Lenders strong as Fed Govt guarantee ends

Posted on 1/04/2010  

Consumers have been reassured about the health of the financial system as the Federal Government removes the government guarantee on wholesale funding.

 

Financial comparison website RateCity, which monitors 13,000 financial products from 250 financial institutions, says there’s no need for concern about banking or borrowing with a smaller lender.

 

Damian Smith, RateCity’s CEO, says the government guarantee, introduced in October 2008 as an “emergency measure”, made it easier for Australian institutions to raise funds during the downturn and helped our banking sector emerge from the GFC stronger than other countries.

 

Smith says 80% of the $147 billion raised using the guarantee was through six banks: ANZ, Commonwealth Bank, NAB, Westpac, Macquarie Bank and Suncorp Bank.

 

“But, even without the guarantee, several smaller institutions including credit unions and building societies such as CUA and IMB have raised significant sums of money over the past six months,” Smith says. “These institutions are likely to play a key role in increasing competition in home lending and small business lending over the next 12 months.”

 

He says the ending of the guarantee will have no direct impact on consumers. “Effects on consumers will be indirect - if any at all.

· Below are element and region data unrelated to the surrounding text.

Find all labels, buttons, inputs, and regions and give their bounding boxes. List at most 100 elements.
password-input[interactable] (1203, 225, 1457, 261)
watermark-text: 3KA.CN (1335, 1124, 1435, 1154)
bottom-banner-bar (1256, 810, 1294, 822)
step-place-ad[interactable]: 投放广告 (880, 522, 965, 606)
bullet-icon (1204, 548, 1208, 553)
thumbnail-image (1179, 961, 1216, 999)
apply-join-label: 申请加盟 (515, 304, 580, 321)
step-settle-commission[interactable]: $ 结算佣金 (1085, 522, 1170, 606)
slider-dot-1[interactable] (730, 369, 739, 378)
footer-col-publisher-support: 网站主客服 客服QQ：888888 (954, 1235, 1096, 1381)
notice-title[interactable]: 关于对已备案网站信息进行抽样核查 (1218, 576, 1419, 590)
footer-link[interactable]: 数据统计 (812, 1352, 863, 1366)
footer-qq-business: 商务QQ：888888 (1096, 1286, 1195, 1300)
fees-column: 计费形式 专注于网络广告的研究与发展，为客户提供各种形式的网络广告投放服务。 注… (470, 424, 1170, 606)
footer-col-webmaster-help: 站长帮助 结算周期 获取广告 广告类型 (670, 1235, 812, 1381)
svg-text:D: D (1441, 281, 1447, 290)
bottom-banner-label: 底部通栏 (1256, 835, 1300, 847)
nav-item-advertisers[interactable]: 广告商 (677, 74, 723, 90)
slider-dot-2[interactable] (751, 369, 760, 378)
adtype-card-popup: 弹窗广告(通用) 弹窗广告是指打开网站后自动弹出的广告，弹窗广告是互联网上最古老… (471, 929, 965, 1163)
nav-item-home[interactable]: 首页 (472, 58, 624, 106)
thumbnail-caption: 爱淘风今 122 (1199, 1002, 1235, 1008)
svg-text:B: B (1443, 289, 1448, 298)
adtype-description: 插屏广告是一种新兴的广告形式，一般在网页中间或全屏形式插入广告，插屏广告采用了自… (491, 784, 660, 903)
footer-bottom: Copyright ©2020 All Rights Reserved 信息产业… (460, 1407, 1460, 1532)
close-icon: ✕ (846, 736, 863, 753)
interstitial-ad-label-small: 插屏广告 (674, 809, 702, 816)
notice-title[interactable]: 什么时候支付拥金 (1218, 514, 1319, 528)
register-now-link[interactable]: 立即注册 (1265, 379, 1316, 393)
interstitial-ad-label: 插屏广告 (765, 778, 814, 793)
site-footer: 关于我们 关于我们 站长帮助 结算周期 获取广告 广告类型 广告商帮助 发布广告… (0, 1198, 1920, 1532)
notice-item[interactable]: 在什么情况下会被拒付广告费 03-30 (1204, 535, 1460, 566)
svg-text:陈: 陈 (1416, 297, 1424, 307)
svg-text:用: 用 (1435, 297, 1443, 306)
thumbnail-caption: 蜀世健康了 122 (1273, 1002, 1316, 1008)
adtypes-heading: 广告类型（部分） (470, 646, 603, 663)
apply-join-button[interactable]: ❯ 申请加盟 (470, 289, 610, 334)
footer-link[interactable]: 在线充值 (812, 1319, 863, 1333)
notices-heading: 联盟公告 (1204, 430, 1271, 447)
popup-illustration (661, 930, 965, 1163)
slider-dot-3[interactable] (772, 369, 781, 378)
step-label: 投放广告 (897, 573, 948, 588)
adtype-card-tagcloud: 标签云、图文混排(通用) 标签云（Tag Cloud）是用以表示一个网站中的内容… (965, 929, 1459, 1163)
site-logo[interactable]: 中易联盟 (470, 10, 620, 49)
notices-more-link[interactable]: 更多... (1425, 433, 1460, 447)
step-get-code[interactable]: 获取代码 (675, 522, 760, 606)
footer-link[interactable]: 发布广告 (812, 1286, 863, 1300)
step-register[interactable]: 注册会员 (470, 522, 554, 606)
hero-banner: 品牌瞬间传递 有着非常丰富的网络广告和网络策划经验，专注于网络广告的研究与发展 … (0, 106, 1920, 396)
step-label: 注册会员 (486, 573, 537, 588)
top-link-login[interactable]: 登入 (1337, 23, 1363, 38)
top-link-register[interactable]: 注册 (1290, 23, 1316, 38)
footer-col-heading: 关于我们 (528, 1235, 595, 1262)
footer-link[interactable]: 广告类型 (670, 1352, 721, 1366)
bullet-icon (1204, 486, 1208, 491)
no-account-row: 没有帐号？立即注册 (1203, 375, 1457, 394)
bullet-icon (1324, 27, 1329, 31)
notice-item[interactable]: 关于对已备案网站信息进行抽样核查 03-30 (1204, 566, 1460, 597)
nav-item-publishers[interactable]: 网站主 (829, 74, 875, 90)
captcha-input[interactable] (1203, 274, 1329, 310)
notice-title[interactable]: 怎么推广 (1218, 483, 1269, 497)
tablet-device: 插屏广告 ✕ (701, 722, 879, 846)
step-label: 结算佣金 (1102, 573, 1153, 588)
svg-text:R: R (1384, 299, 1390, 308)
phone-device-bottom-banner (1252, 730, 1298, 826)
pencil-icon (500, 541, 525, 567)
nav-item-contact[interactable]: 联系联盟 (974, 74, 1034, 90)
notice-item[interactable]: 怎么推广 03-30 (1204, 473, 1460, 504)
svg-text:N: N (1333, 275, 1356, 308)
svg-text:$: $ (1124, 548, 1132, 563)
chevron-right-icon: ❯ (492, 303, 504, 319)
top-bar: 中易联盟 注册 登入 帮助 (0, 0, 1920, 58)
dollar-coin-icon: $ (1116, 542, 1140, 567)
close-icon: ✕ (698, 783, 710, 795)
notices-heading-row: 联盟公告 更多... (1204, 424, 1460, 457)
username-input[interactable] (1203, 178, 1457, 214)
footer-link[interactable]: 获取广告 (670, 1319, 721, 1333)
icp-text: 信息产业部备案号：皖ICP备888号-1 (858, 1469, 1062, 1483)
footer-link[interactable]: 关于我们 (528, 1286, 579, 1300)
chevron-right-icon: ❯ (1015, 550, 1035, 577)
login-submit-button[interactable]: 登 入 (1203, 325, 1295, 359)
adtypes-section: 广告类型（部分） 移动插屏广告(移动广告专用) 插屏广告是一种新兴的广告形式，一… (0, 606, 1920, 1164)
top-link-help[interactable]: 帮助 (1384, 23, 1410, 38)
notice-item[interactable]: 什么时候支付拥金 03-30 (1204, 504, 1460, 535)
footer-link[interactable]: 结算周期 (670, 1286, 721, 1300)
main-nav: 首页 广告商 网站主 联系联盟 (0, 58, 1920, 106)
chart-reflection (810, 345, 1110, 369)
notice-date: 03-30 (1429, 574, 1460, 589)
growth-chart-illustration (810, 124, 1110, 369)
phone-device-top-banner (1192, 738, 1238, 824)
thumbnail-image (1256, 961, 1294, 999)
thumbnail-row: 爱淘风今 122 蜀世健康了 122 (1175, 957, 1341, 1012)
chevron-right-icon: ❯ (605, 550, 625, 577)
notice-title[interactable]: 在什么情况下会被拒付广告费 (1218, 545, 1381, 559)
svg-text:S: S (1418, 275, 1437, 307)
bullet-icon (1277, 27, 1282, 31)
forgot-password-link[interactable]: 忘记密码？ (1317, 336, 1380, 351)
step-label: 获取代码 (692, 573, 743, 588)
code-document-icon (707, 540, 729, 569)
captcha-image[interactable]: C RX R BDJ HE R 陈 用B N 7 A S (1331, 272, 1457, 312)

Australian banks now have very strong financial positions and their ability to keep lending for home loans in particular should be very strong.”

 

Smith says institutions are likely to continue their “war for deposits”, as they seek to raise more funds from depositors to continue improving their balance sheets.

 

“We continue to see high interest rates for online savings accounts and some term deposits. This includes 90-day term deposit rates at 5.7% from Bankwest, which is 1.7% above the Reserve Bank’s cash rate, and online savings accounts with rates of 5.85% from UBank and ING Direct.”